The maths behind Escher's cretions is rather profound yet the images 'Came' to him with no education of maths.
Geiger's creations are also intrinsically 'Unique'.
I would haverd to make the point that the subtle differences in how Human brains 'Wire' themselve during development effect how such creative processes 'Work'.
This is a fascinating question. Character is destiny, and the inexplicable way in which one artist shows up with a unique vision is a kind of gift of nature.
It relates to what I was rambling about just before -- when a creative genius makes something new in the world, that possibility of vision is added to our total capability. People who know more art see more in the world. Monet-vision is a gift to us all.

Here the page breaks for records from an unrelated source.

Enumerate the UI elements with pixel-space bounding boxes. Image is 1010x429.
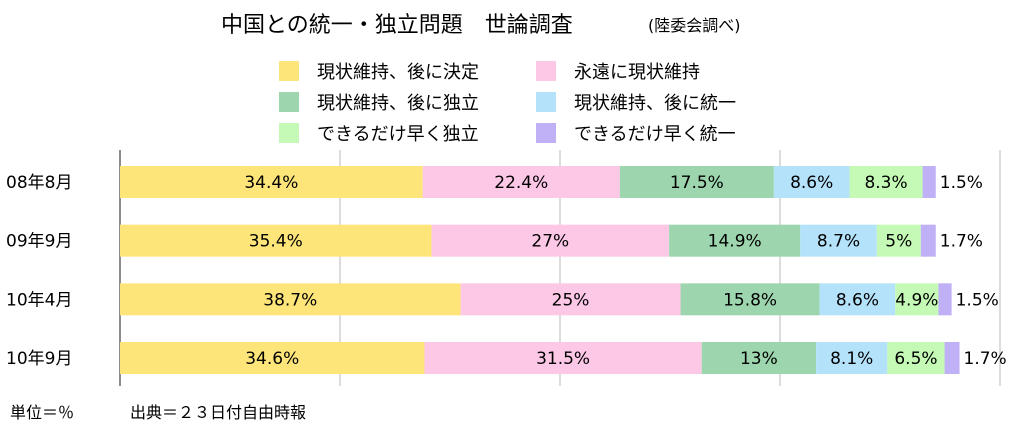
bar-segment bbox=[922, 166, 936, 198]
data-label: 15.8% bbox=[723, 290, 777, 310]
data-label: 5% bbox=[885, 232, 912, 252]
legend-swatch bbox=[279, 92, 299, 112]
data-label: 25% bbox=[552, 290, 590, 310]
bar-segment bbox=[424, 342, 702, 375]
legend-swatch bbox=[279, 123, 299, 143]
bar-segment bbox=[619, 166, 774, 198]
bar-segment bbox=[938, 283, 952, 316]
bar-segment bbox=[431, 224, 670, 257]
legend-swatch bbox=[536, 92, 556, 112]
bar-segment bbox=[876, 224, 921, 257]
legend-label: 現状維持、後に統一 bbox=[574, 93, 736, 114]
data-label: 8.7% bbox=[817, 232, 860, 252]
bar-segment bbox=[887, 342, 945, 375]
bar-segment bbox=[920, 224, 936, 257]
data-label: 34.6% bbox=[245, 349, 299, 369]
bar-segment bbox=[120, 283, 461, 316]
bar-segment bbox=[816, 342, 888, 375]
bar-segment bbox=[422, 166, 620, 198]
category-label: 10年9月 bbox=[6, 349, 72, 369]
category-label: 10年4月 bbox=[6, 290, 72, 310]
legend-label: 現状維持、後に決定 bbox=[317, 62, 479, 83]
bar-segment bbox=[460, 283, 681, 316]
data-label: 1.7% bbox=[940, 232, 983, 252]
unit-note: 単位＝％ bbox=[10, 403, 74, 422]
bar-segment bbox=[819, 283, 896, 316]
legend-swatch bbox=[536, 61, 556, 81]
data-label: 13% bbox=[740, 349, 778, 369]
category-labels: 08年8月 09年9月 10年4月 10年9月 bbox=[6, 173, 72, 369]
source-note: 出典＝２３日付自由時報 bbox=[130, 403, 306, 422]
data-label: 38.7% bbox=[263, 290, 317, 310]
bar-segment bbox=[120, 342, 425, 375]
data-label: 17.5% bbox=[670, 173, 724, 193]
legend-swatch bbox=[536, 123, 556, 143]
data-label: 1.7% bbox=[964, 349, 1007, 369]
data-label: 8.6% bbox=[836, 290, 879, 310]
bar-segment bbox=[701, 342, 817, 375]
data-label: 8.6% bbox=[790, 173, 833, 193]
bar-segment bbox=[944, 342, 960, 375]
legend-swatch bbox=[279, 61, 299, 81]
category-label: 09年9月 bbox=[6, 232, 72, 252]
chart-subtitle: (陸委会調べ) bbox=[648, 16, 741, 35]
bar-segment bbox=[800, 224, 877, 257]
legend-label: できるだけ早く独立 bbox=[317, 124, 479, 145]
data-label: 34.4% bbox=[244, 173, 298, 193]
data-label: 31.5% bbox=[536, 349, 590, 369]
data-label: 1.5% bbox=[956, 290, 999, 310]
data-label: 14.9% bbox=[708, 232, 762, 252]
bar-segment bbox=[895, 283, 939, 316]
legend-label: 現状維持、後に独立 bbox=[317, 93, 479, 114]
bar-segment bbox=[120, 166, 423, 198]
legend-label: できるだけ早く統一 bbox=[574, 124, 736, 145]
data-label: 1.5% bbox=[940, 173, 983, 193]
data-label: 4.9% bbox=[895, 290, 938, 310]
bars: 34.4% 22.4% 17.5% 8.6% 8.3% 1.5% 35.4% 27% 14.9%… bbox=[120, 166, 1007, 375]
bar-segment bbox=[669, 224, 801, 257]
category-label: 08年8月 bbox=[6, 173, 72, 193]
bar-segment bbox=[120, 224, 432, 257]
bar-segment bbox=[680, 283, 820, 316]
data-label: 22.4% bbox=[494, 173, 548, 193]
data-label: 8.1% bbox=[830, 349, 873, 369]
chart-title: 中国との統一・独立問題 世論調査 bbox=[221, 13, 573, 38]
data-label: 35.4% bbox=[249, 232, 303, 252]
bar-segment bbox=[849, 166, 923, 198]
bar-segment bbox=[773, 166, 850, 198]
legend-label: 永遠に現状維持 bbox=[574, 62, 700, 83]
data-label: 6.5% bbox=[894, 349, 937, 369]
data-label: 8.3% bbox=[864, 173, 907, 193]
data-label: 27% bbox=[531, 232, 569, 252]
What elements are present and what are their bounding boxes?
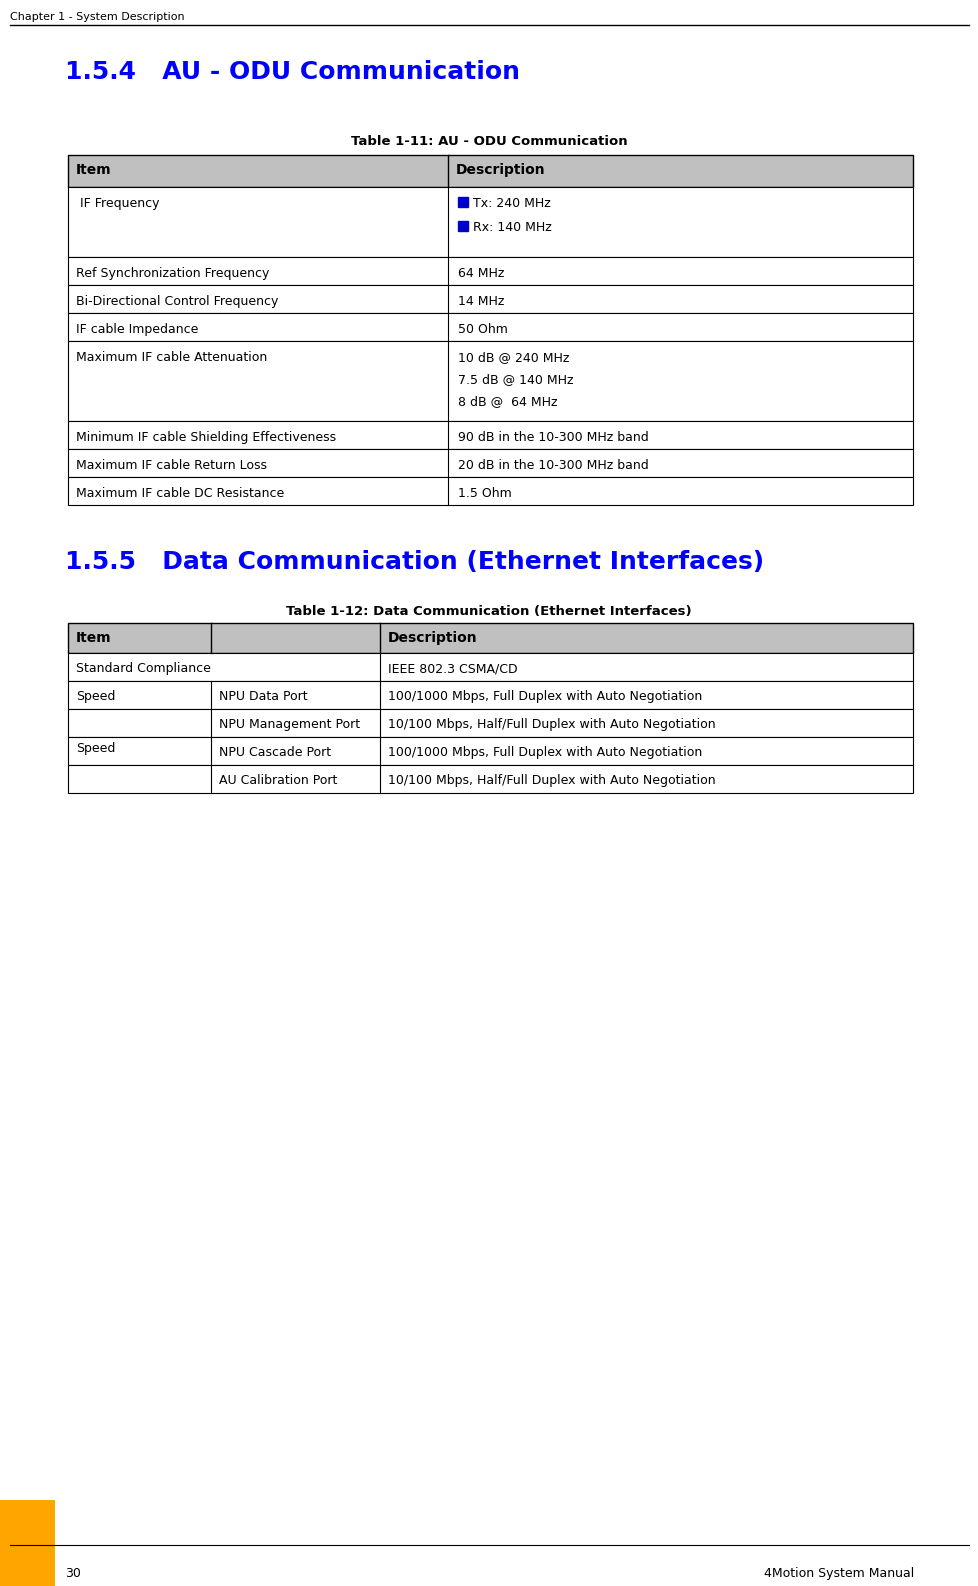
Bar [67,341,912,420]
Bar [67,420,912,449]
Text: Item: Item [76,631,111,646]
Text: 50 Ohm: 50 Ohm [458,324,508,336]
Bar [67,312,912,341]
Text: NPU Cascade Port: NPU Cascade Port [219,745,331,760]
Text: 8 dB @  64 MHz: 8 dB @ 64 MHz [458,395,556,408]
Bar [67,764,912,793]
Bar [67,187,912,257]
Bar [67,285,912,312]
Text: Speed: Speed [76,690,115,703]
Text: Description: Description [387,631,477,646]
Text: 1.5 Ohm: 1.5 Ohm [458,487,511,500]
Text: IEEE 802.3 CSMA/CD: IEEE 802.3 CSMA/CD [387,661,517,676]
Text: 30: 30 [65,1567,81,1580]
Text: 10/100 Mbps, Half/Full Duplex with Auto Negotiation: 10/100 Mbps, Half/Full Duplex with Auto … [387,774,715,787]
Bar [67,680,912,709]
Text: 20 dB in the 10-300 MHz band: 20 dB in the 10-300 MHz band [458,458,648,473]
Text: Bi-Directional Control Frequency: Bi-Directional Control Frequency [76,295,278,308]
Text: 10/100 Mbps, Half/Full Duplex with Auto Negotiation: 10/100 Mbps, Half/Full Duplex with Auto … [387,718,715,731]
Bar [67,737,912,764]
Text: NPU Management Port: NPU Management Port [219,718,360,731]
Bar [67,709,912,737]
Text: 64 MHz: 64 MHz [458,266,504,281]
Text: IF cable Impedance: IF cable Impedance [76,324,199,336]
Text: Item: Item [76,163,111,178]
Text: 14 MHz: 14 MHz [458,295,504,308]
Text: 1.5.5   Data Communication (Ethernet Interfaces): 1.5.5 Data Communication (Ethernet Inter… [65,550,764,574]
Text: Table 1-12: Data Communication (Ethernet Interfaces): Table 1-12: Data Communication (Ethernet… [286,604,691,619]
Text: Chapter 1 - System Description: Chapter 1 - System Description [10,13,185,22]
Text: Tx: 240 MHz: Tx: 240 MHz [472,197,551,209]
Text: Standard Compliance: Standard Compliance [76,661,210,676]
Text: 100/1000 Mbps, Full Duplex with Auto Negotiation: 100/1000 Mbps, Full Duplex with Auto Neg… [387,745,701,760]
Bar [67,155,912,187]
Text: IF Frequency: IF Frequency [76,197,159,209]
Bar [0,1500,55,1586]
Bar [458,220,467,232]
Text: NPU Data Port: NPU Data Port [219,690,307,703]
Bar [67,257,912,285]
Text: Description: Description [456,163,545,178]
Bar [67,449,912,477]
Bar [458,197,467,208]
Text: 10 dB @ 240 MHz: 10 dB @ 240 MHz [458,351,569,365]
Text: Minimum IF cable Shielding Effectiveness: Minimum IF cable Shielding Effectiveness [76,431,335,444]
Text: 100/1000 Mbps, Full Duplex with Auto Negotiation: 100/1000 Mbps, Full Duplex with Auto Neg… [387,690,701,703]
Text: 90 dB in the 10-300 MHz band: 90 dB in the 10-300 MHz band [458,431,648,444]
Text: Maximum IF cable DC Resistance: Maximum IF cable DC Resistance [76,487,284,500]
Text: Speed: Speed [76,742,115,755]
Text: Table 1-11: AU - ODU Communication: Table 1-11: AU - ODU Communication [350,135,627,147]
Text: 7.5 dB @ 140 MHz: 7.5 dB @ 140 MHz [458,373,573,385]
Text: Rx: 140 MHz: Rx: 140 MHz [472,220,552,235]
Text: Ref Synchronization Frequency: Ref Synchronization Frequency [76,266,269,281]
Bar [67,623,912,653]
Text: Maximum IF cable Attenuation: Maximum IF cable Attenuation [76,351,267,365]
Bar [67,477,912,504]
Bar [67,653,912,680]
Text: AU Calibration Port: AU Calibration Port [219,774,337,787]
Text: 1.5.4   AU - ODU Communication: 1.5.4 AU - ODU Communication [65,60,519,84]
Text: Maximum IF cable Return Loss: Maximum IF cable Return Loss [76,458,267,473]
Text: 4Motion System Manual: 4Motion System Manual [763,1567,913,1580]
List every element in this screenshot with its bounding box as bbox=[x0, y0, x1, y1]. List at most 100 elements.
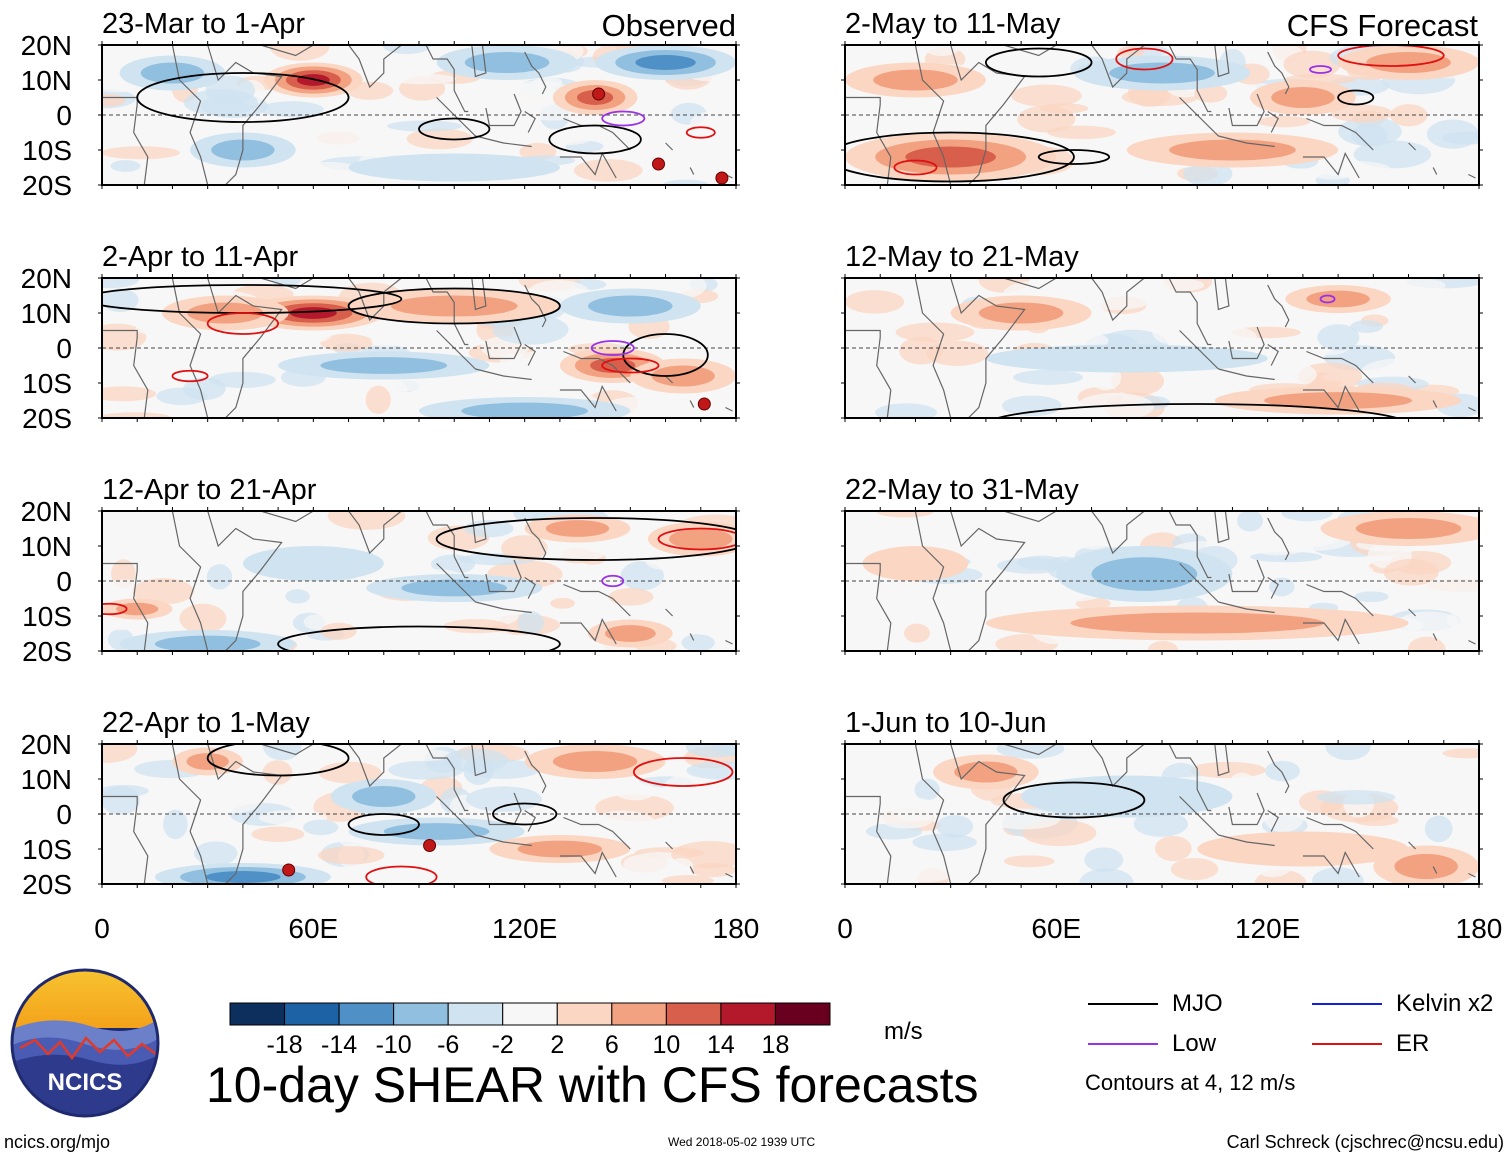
shear-cell bbox=[517, 610, 544, 635]
shear-cell bbox=[1330, 104, 1393, 123]
coastline bbox=[1267, 517, 1290, 561]
shear-anomaly bbox=[1366, 52, 1451, 73]
coastline bbox=[1168, 744, 1212, 812]
shear-cell bbox=[1128, 278, 1205, 293]
shear-cell bbox=[1170, 857, 1219, 881]
coastline bbox=[845, 329, 892, 418]
y-tick-label: 20N bbox=[21, 729, 72, 760]
shear-cell bbox=[631, 138, 681, 157]
cyclone-icon bbox=[697, 397, 711, 411]
shear-cell bbox=[483, 631, 520, 651]
panel-2: 2-Apr to 11-Apr 20N 10N 0 10S 20S bbox=[21, 241, 740, 434]
coastline bbox=[102, 562, 149, 651]
cyclone-icon bbox=[282, 863, 296, 877]
shear-cell bbox=[689, 108, 736, 139]
coastline bbox=[1306, 583, 1374, 617]
column-header-forecast: CFS Forecast bbox=[1287, 8, 1479, 43]
legend-mjo-swatch bbox=[1088, 1003, 1158, 1005]
y-tick-label: 20N bbox=[21, 30, 72, 61]
colorbar-swatch bbox=[447, 1002, 504, 1026]
panel-title: 22-Apr to 1-May bbox=[102, 707, 310, 739]
coastline bbox=[689, 866, 695, 874]
coastline bbox=[1168, 278, 1212, 346]
shear-cell bbox=[1079, 868, 1134, 884]
shear-cell bbox=[1147, 641, 1178, 651]
legend-low-label: Low bbox=[1172, 1030, 1217, 1057]
colorbar-tick-label: 10 bbox=[652, 1031, 680, 1059]
y-tick-label: 0 bbox=[56, 566, 72, 597]
x-tick-label: 180 bbox=[1456, 913, 1503, 944]
cyclone-icon bbox=[715, 171, 729, 185]
shear-cell bbox=[1325, 744, 1371, 761]
mjo-contour bbox=[548, 124, 642, 155]
shear-cell bbox=[292, 161, 366, 185]
colorbar-swatch bbox=[720, 1002, 776, 1026]
panel-title: 2-Apr to 11-Apr bbox=[102, 241, 298, 273]
coastline bbox=[260, 45, 314, 57]
coastline bbox=[1306, 117, 1374, 151]
coastline bbox=[1228, 326, 1265, 360]
shear-cell bbox=[110, 160, 141, 172]
colorbar-swatch bbox=[502, 1002, 558, 1026]
x-tick-label: 120E bbox=[492, 913, 557, 944]
shear-anomaly bbox=[978, 302, 1064, 324]
shear-cell bbox=[876, 511, 934, 518]
colorbar-tick-label: 6 bbox=[605, 1031, 619, 1059]
shear-cell bbox=[139, 538, 202, 561]
coastline bbox=[524, 51, 547, 95]
shear-cell bbox=[891, 797, 940, 822]
shear-cell bbox=[1111, 366, 1165, 396]
shear-cell bbox=[102, 176, 120, 185]
shear-anomaly bbox=[461, 402, 589, 418]
shear-anomaly bbox=[205, 871, 281, 883]
coastline bbox=[425, 278, 469, 346]
shear-anomaly bbox=[464, 52, 550, 73]
er-contour bbox=[601, 357, 660, 374]
x-tick-label: 60E bbox=[288, 913, 338, 944]
shear-cell bbox=[1281, 511, 1333, 522]
shear-cell bbox=[912, 833, 977, 852]
colorbar-units: m/s bbox=[884, 1018, 923, 1045]
panel-title: 2-May to 11-May bbox=[845, 8, 1061, 40]
coastline bbox=[1214, 278, 1230, 311]
shear-cell bbox=[550, 597, 576, 609]
shear-cell bbox=[1383, 558, 1439, 586]
coastline bbox=[102, 96, 149, 185]
shear-anomaly bbox=[954, 761, 1018, 783]
legend-mjo: MJO bbox=[1088, 990, 1223, 1018]
shear-cell bbox=[962, 532, 1006, 547]
footer-url[interactable]: ncics.org/mjo bbox=[4, 1132, 111, 1152]
x-tick-label: 180 bbox=[713, 913, 760, 944]
figure-title: 10-day SHEAR with CFS forecasts bbox=[206, 1057, 979, 1113]
coastline bbox=[475, 135, 532, 148]
coastline bbox=[475, 601, 532, 614]
shear-cell bbox=[179, 603, 227, 634]
shear-cell bbox=[371, 334, 401, 348]
y-tick-label: 20S bbox=[22, 403, 72, 434]
shear-cell bbox=[184, 118, 230, 138]
shear-cell bbox=[1154, 835, 1192, 862]
colorbar-swatch bbox=[556, 1002, 613, 1026]
shear-anomaly bbox=[186, 753, 229, 770]
shear-cell bbox=[662, 179, 709, 185]
shear-cell bbox=[1065, 332, 1109, 349]
shear-cell bbox=[914, 778, 940, 801]
shear-cell bbox=[668, 858, 694, 873]
shear-cell bbox=[845, 385, 877, 399]
coastline bbox=[171, 511, 209, 651]
shear-cell bbox=[1350, 320, 1384, 333]
shear-cell bbox=[499, 353, 527, 370]
shear-anomaly bbox=[1306, 290, 1370, 308]
shear-cell bbox=[896, 861, 956, 883]
coastline bbox=[559, 385, 617, 412]
mjo-contour bbox=[994, 403, 1400, 418]
shear-cell bbox=[327, 511, 406, 530]
panel-title: 1-Jun to 10-Jun bbox=[845, 707, 1047, 739]
shear-cell bbox=[1263, 803, 1304, 833]
cyclone-icon bbox=[652, 157, 666, 171]
coastline bbox=[260, 278, 314, 290]
coastline bbox=[1228, 792, 1265, 826]
shear-cell bbox=[171, 340, 196, 362]
colorbar-tick-label: 18 bbox=[762, 1031, 790, 1059]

Prior to Kant, most people thought an artist's job was to record the world accurately. It might be either idealized or "realistic," but the beauty of the painting was supposed to be a record of the beauty of the world. When Kant told us that the mind creates the beauty of the world -- that beauty isn't a quality that's "out there" -- art changed. After that, what we admire in an artist's work is not the beauty of the thing seen but the beauty of the mind of the person seeing. Van Gogh tested it by painting old boots, and making a beautiful picture, because it was his unique mind which created the beauty.
Quote:Sorry for the obtuse possibly ramble.![]()
It's been a stressful day at work and am venting ideas possibly as a way of decompressing the stress.
Not at all. It's my pleasure. I'm pleased that you're interested.
And I know what you mean about decompressing. I find this sort of stuff nicely distracting.